Hello eBPF: BPF Type Format and 13 Thousand Generated Java Classes (11)

Welcome back to my series on ebpf. In the last post, we learned how to use global variables to communicate easily between user and kernel land. In this post, you’ll learn about the BPF Type Format (BTF) and how and why we generate Java code from it.

We start with the simple question of what is BTF:

VMLinux Header

In all BPF programs that we’ve written in this blog series, we included a specific header:

#include "vmlinux.h"

This header contains all of the fundamental types and definitions we need when writing our BPF programs. It contains simple definitions like the integer types used in many of the examples:

typedef unsigned int __u32;
// ...
typedef __u32 u32;
// ...

As well as more complex types like the ethhdr struct that we used in a previous article:

struct ethhdr {
	unsigned char h_dest[6];
	unsigned char h_source[6];
	__be16 h_proto;
};

But where does this header originate? It isn’t part of some Linux header or library, instead is the result of converting the /sys/kernel/btf/vmlinux BTF file of the current kernel into a C header using the bpftool:

bpftool btf dump file /sys/kernel/btf/vmlinux format c

This is actually the command that the build system of hello-ebpf uses to generate the file when it is not present.

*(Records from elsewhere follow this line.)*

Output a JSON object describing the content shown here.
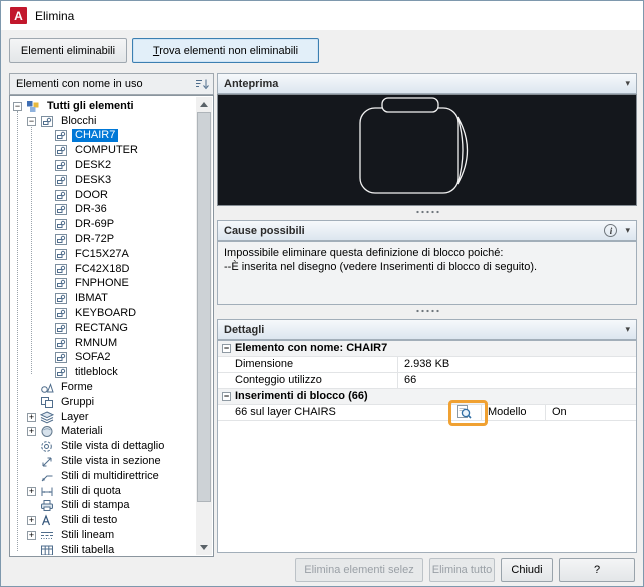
{
  "colors": {
    "selection": "#0078d7",
    "annotation-orange": "#f0a132",
    "preview-bg": "#14171c",
    "accent-border": "#3c7fb1"
  },
  "icons": {
    "chevron_down": "▾",
    "info": "i"
  },
  "window": {
    "title": "Elimina",
    "app_icon": "A"
  },
  "toolbar": {
    "purgeable_button": "Elementi eliminabili",
    "find_button_accel": "T",
    "find_button_rest": "rova elementi non eliminabili"
  },
  "tree": {
    "header": "Elementi con nome in uso",
    "items": [
      {
        "label": "Tutti gli elementi",
        "icon": "all-items",
        "depth": 0,
        "expander": "minus",
        "bold": true
      },
      {
        "label": "Blocchi",
        "icon": "blocks",
        "depth": 1,
        "expander": "minus"
      },
      {
        "label": "CHAIR7",
        "icon": "block",
        "depth": 2,
        "expander": "none",
        "selected": true
      },
      {
        "label": "COMPUTER",
        "icon": "block",
        "depth": 2,
        "expander": "none"
      },
      {
        "label": "DESK2",
        "icon": "block",
        "depth": 2,
        "expander": "none"
      },
      {
        "label": "DESK3",
        "icon": "block",
        "depth": 2,
        "expander": "none"
      },
      {
        "label": "DOOR",
        "icon": "block",
        "depth": 2,
        "expander": "none"
      },
      {
        "label": "DR-36",
        "icon": "block",
        "depth": 2,
        "expander": "none"
      },
      {
        "label": "DR-69P",
        "icon": "block",
        "depth": 2,
        "expander": "none"
      },
      {
        "label": "DR-72P",
        "icon": "block",
        "depth": 2,
        "expander": "none"
      },
      {
        "label": "FC15X27A",
        "icon": "block",
        "depth": 2,
        "expander": "none"
      },
      {
        "label": "FC42X18D",
        "icon": "block",
        "depth": 2,
        "expander": "none"
      },
      {
        "label": "FNPHONE",
        "icon": "block",
        "depth": 2,
        "expander": "none"
      },
      {
        "label": "IBMAT",
        "icon": "block",
        "depth": 2,
        "expander": "none"
      },
      {
        "label": "KEYBOARD",
        "icon": "block",
        "depth": 2,
        "expander": "none"
      },
      {
        "label": "RECTANG",
        "icon": "block",
        "depth": 2,
        "expander": "none"
      },
      {
        "label": "RMNUM",
        "icon": "block",
        "depth": 2,
        "expander": "none"
      },
      {
        "label": "SOFA2",
        "icon": "block",
        "depth": 2,
        "expander": "none"
      },
      {
        "label": "titleblock",
        "icon": "block",
        "depth": 2,
        "expander": "none"
      },
      {
        "label": "Forme",
        "icon": "shapes",
        "depth": 1,
        "expander": "none"
      },
      {
        "label": "Gruppi",
        "icon": "groups",
        "depth": 1,
        "expander": "none"
      },
      {
        "label": "Layer",
        "icon": "layers",
        "depth": 1,
        "expander": "plus"
      },
      {
        "label": "Materiali",
        "icon": "materials",
        "depth": 1,
        "expander": "plus"
      },
      {
        "label": "Stile vista di dettaglio",
        "icon": "detail-view-style",
        "depth": 1,
        "expander": "none"
      },
      {
        "label": "Stile vista in sezione",
        "icon": "section-view-style",
        "depth": 1,
        "expander": "none"
      },
      {
        "label": "Stili di multidirettrice",
        "icon": "mleader-style",
        "depth": 1,
        "expander": "none"
      },
      {
        "label": "Stili di quota",
        "icon": "dim-style",
        "depth": 1,
        "expander": "plus"
      },
      {
        "label": "Stili di stampa",
        "icon": "plot-style",
        "depth": 1,
        "expander": "none"
      },
      {
        "label": "Stili di testo",
        "icon": "text-style",
        "depth": 1,
        "expander": "plus"
      },
      {
        "label": "Stili lineam",
        "icon": "linetype",
        "depth": 1,
        "expander": "plus"
      },
      {
        "label": "Stili tabella",
        "icon": "table-style",
        "depth": 1,
        "expander": "none"
      }
    ]
  },
  "preview": {
    "header": "Anteprima"
  },
  "causes": {
    "header": "Cause possibili",
    "lines": [
      "Impossibile eliminare questa definizione di blocco poiché:",
      "--È inserita nel disegno (vedere Inserimenti di blocco di seguito)."
    ]
  },
  "details": {
    "header": "Dettagli",
    "rows": [
      {
        "type": "group",
        "label": "Elemento con nome: CHAIR7"
      },
      {
        "type": "kv",
        "label": "Dimensione",
        "value": "2.938 KB"
      },
      {
        "type": "kv",
        "label": "Conteggio utilizzo",
        "value": "66"
      },
      {
        "type": "group",
        "label": "Inserimenti di blocco (66)"
      },
      {
        "type": "insert",
        "label": "66 sul layer CHAIRS",
        "space": "Modello",
        "state": "On",
        "icon": "zoom-to-block-insert"
      }
    ]
  },
  "footer": {
    "purge_selected": "Elimina elementi selez",
    "purge_all": "Elimina tutto",
    "close": "Chiudi",
    "help": "?"
  }
}
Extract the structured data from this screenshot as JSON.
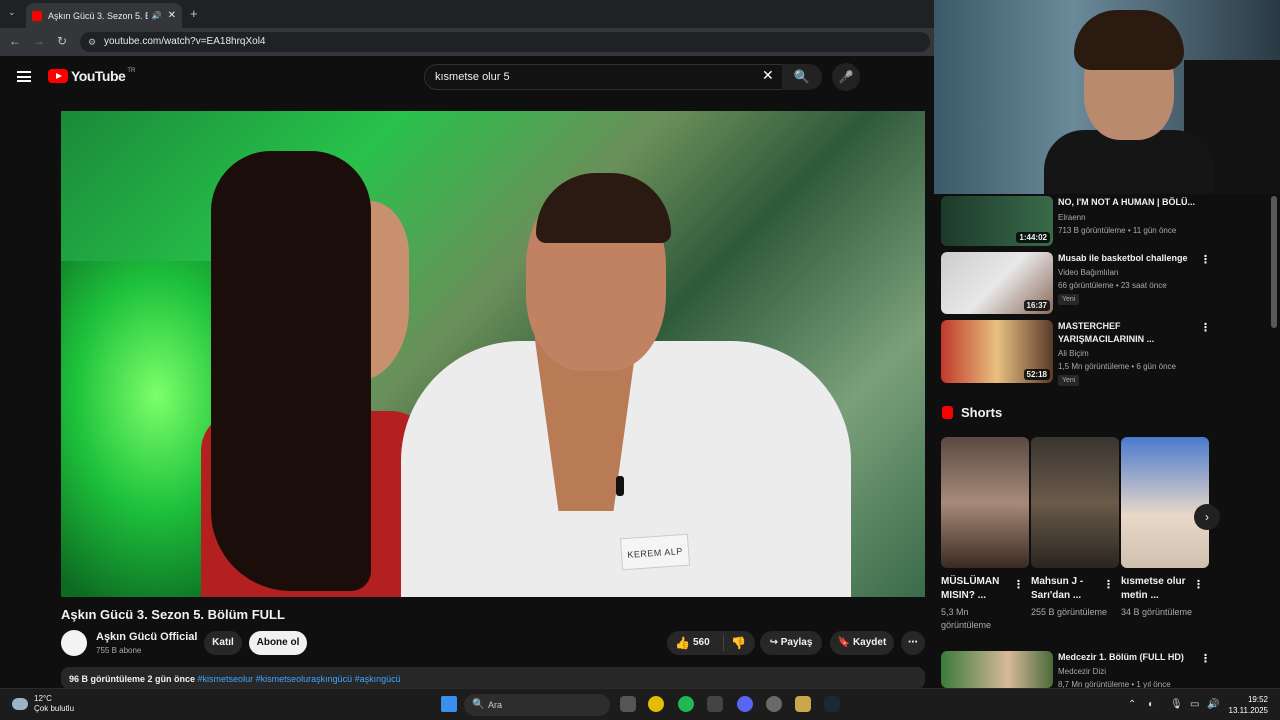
{
  "browser": {
    "tab_title": "Aşkın Gücü 3. Sezon 5. Bölü",
    "url": "youtube.com/watch?v=EA18hrqXol4"
  },
  "header": {
    "logo_word": "YouTube",
    "country_code": "TR",
    "search_value": "kısmetse olur 5"
  },
  "video": {
    "nametag": "KEREM ALP",
    "title": "Aşkın Gücü 3. Sezon 5. Bölüm FULL",
    "channel": "Aşkın Gücü Official",
    "subscribers": "755 B abone",
    "join_label": "Katıl",
    "subscribe_label": "Abone ol",
    "likes": "560",
    "share_label": "Paylaş",
    "save_label": "Kaydet",
    "views_date": "96 B görüntüleme  2 gün önce",
    "hashtags": "#kismetseolur #kismetseoluraşkıngücü #aşkıngücü"
  },
  "sidebar": {
    "items": [
      {
        "title": "NO, I'M NOT A HUMAN | BÖLÜ...",
        "channel": "Elraenn",
        "meta": "713 B görüntüleme • 11 gün önce",
        "duration": "1:44:02",
        "badge": ""
      },
      {
        "title": "Musab ile basketbol challenge",
        "channel": "Video Bağımlıları",
        "meta": "66 görüntüleme • 23 saat önce",
        "duration": "16:37",
        "badge": "Yeni"
      },
      {
        "title": "MASTERCHEF YARIŞMACILARININ ...",
        "channel": "Ali Biçim",
        "meta": "1,5 Mn görüntüleme • 6 gün önce",
        "duration": "52:18",
        "badge": "Yeni"
      },
      {
        "title": "Medcezir 1. Bölüm (FULL HD)",
        "channel": "Medcezir Dizi",
        "meta": "8,7 Mn görüntüleme • 1 yıl önce",
        "duration": "",
        "badge": ""
      }
    ],
    "shorts_header": "Shorts",
    "shorts": [
      {
        "title": "MÜSLÜMAN MISIN? ...",
        "views": "5,3 Mn görüntüleme"
      },
      {
        "title": "Mahsun J - Sarı'dan ...",
        "views": "255 B görüntüleme"
      },
      {
        "title": "kısmetse olur metin ...",
        "views": "34 B görüntüleme"
      }
    ]
  },
  "taskbar": {
    "temp": "12°C",
    "weather": "Çok bulutlu",
    "search_placeholder": "Ara",
    "time": "19:52",
    "date": "13.11.2025"
  }
}
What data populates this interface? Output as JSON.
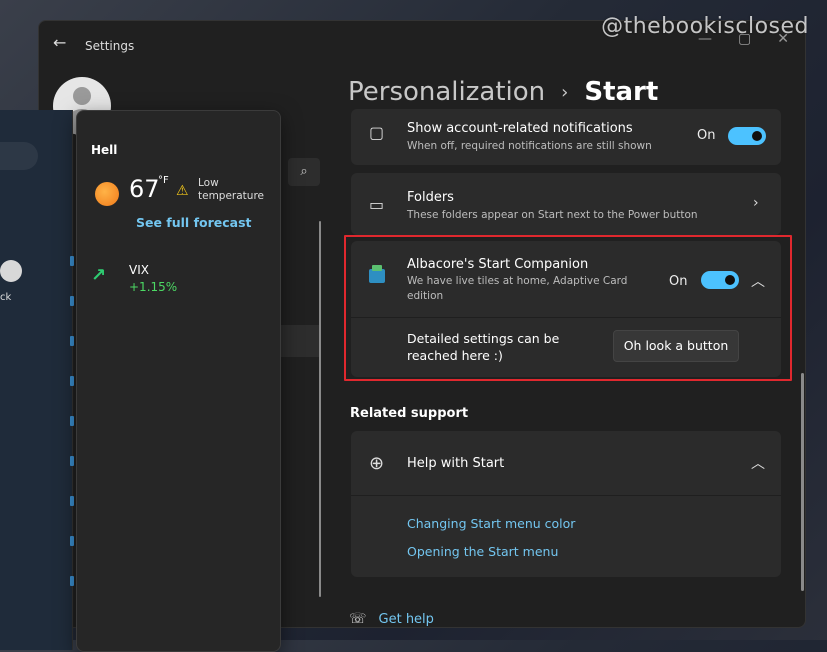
{
  "watermark": "@thebookisclosed",
  "window": {
    "title": "Settings"
  },
  "breadcrumb": {
    "parent": "Personalization",
    "separator": "›",
    "current": "Start"
  },
  "settings": {
    "account_notifications": {
      "title": "Show account-related notifications",
      "subtitle": "When off, required notifications are still shown",
      "toggle_label": "On"
    },
    "folders": {
      "title": "Folders",
      "subtitle": "These folders appear on Start next to the Power button"
    },
    "companion": {
      "title": "Albacore's Start Companion",
      "subtitle": "We have live tiles at home, Adaptive Card edition",
      "toggle_label": "On",
      "detail_text": "Detailed settings can be reached here :)",
      "button_label": "Oh look a button"
    }
  },
  "related_support": {
    "heading": "Related support",
    "help_title": "Help with Start",
    "links": [
      "Changing Start menu color",
      "Opening the Start menu"
    ]
  },
  "get_help": "Get help",
  "widgets": {
    "location": "Hell",
    "temperature": "67",
    "unit": "°F",
    "warning": "Low temperature",
    "forecast_link": "See full forecast",
    "stock": {
      "name": "VIX",
      "change": "+1.15%"
    }
  },
  "start_panel": {
    "partial_label": "ck"
  },
  "colors": {
    "accent": "#4cc2ff",
    "link": "#73c6f0",
    "highlight": "#e0282e",
    "positive": "#4cd964"
  }
}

The vmlinux file contains all the definitions in the BTF format and is generated when building the kernel. This format is

[…] a minimalistic, compact format, inspired by Sun’s CTF (Compact C Type Format), which is used for representing kernel debug information since Solaris 9. BTF was created for similar purposes, with a focus on simplicity and compactness to allow its usage in the Linux kernel.
Enhancing the Linux kernel with BTF type information by Andrii Nakryiko who is the leading force behind BTF

But BTF contains more than just data types, despite its name:

The name BTF was used initially to describe data types. The BTF was later extended to include function info for defined subroutines, and line info for source/line information.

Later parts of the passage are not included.